Hi Brion,
On Wed, 16 Nov 2005 13:46:40 -0800
Brion Vibber <brion(a)pobox.com> wrote:
Andre Oliveira da Costa wrote:
Brion Vibber wrote:
This is normal; set $wgLegacyEncoding for runtime
conversion of old text
entries.
... wow, that's it? ;-) I thought it would be harder =) Thank God it's
simple...
;)
I'll try it ASAP and post here the results.
However, a couple of questions:
- shouldn't upgrade1_5.php convert text entries as well?
No.
What's the point in "half
converting" to utf-8?
Ask that again when _you_ have sixteen million precompressed text
records in Latin-1 and hundreds of people calling for your blood every
minute the site is offline for the upgrade. ;)
Ok, got the message ;-) Yeah, judging from this perspective, it makes perfect
sense. And, after all, all that matters is that at the end of the
day conversion (be it partial or full) works, and all content is accounted for
and properly accessible after the upgrade (confirmation still pending on my
case! ;-))
- will
$wgLegacyEncoding be around on future releases? After all, remaining
non-utf8 chars will be on the DB forever since the upgrade script didn't
catch them.
Yes.
Cool. I rest my case then ;-)
- would a
"manual" conversion using iconv (as erchache2000 suggested on this
thread) after upgrade1_5.php and update.php have been applied successfully
convert all DB from latin-1 to utf-8?
Depends on your database...
Could this have any side-effects that
could compromise the DB? (eg. if images or any other binary data is stored
on the DB, I don't know if iconv is smart enough not to mess with "latin-1
chars" it might find within binary content)

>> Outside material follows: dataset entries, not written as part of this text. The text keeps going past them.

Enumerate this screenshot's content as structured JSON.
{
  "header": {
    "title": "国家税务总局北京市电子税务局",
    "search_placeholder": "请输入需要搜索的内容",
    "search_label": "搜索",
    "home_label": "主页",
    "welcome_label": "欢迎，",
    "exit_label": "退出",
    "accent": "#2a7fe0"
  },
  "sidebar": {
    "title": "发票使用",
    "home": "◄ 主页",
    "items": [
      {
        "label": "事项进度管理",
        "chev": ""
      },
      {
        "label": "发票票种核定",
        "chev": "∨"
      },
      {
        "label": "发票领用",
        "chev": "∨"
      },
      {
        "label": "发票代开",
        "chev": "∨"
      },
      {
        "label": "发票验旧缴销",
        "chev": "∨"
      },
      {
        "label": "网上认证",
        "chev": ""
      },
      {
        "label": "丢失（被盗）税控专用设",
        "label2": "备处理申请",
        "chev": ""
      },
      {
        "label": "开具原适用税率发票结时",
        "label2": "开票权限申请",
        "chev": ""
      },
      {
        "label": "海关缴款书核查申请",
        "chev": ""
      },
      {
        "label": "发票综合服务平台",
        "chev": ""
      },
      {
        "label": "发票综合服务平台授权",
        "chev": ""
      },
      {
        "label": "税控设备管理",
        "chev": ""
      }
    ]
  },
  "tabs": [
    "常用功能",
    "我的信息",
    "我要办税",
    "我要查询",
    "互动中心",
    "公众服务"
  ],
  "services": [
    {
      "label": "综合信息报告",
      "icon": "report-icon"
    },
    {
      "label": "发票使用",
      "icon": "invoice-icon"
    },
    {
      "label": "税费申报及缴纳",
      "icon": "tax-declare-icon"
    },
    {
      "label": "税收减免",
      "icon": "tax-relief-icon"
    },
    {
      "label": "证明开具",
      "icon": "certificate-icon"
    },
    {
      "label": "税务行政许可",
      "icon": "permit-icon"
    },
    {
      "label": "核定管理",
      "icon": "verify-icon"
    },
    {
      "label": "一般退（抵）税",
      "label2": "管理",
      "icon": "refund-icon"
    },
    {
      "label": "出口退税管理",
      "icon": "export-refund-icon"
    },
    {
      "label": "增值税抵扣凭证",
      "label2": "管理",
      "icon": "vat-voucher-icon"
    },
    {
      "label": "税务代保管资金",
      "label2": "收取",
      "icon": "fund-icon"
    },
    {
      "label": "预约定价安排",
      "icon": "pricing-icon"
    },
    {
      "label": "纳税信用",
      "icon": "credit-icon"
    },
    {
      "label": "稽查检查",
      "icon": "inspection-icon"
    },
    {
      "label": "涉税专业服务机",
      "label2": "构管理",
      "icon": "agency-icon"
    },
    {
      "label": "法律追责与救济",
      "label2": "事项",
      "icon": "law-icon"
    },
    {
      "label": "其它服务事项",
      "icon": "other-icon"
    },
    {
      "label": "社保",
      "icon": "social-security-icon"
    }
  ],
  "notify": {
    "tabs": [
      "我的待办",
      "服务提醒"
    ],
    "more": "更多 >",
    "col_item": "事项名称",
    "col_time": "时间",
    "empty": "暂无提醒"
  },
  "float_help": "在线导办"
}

Yes, that would corrupt any compressed text entries. If you're using
compressed old records you'd have to decompress the whole table before
running such a conversion.
Ok. In other words: "don't do it unless you're pretty sure you know what
you're doing" ;-) I didn't even know there could be compressed text records,
but they're as much of a problem on this case as any binary file. As for
me, I'll let it be as it is ;-)
Thks for all the help. I will try the $wgLegacyEncoding at home and will
report here the results.
Best,
Andre
PS: BTW: IMHO some of this conversation could be summarized on the UPGRADE
docs, it could save others some worries.
--
Andre Oliveira da Costa
(costa(a)tecgraf.puc-rio.br)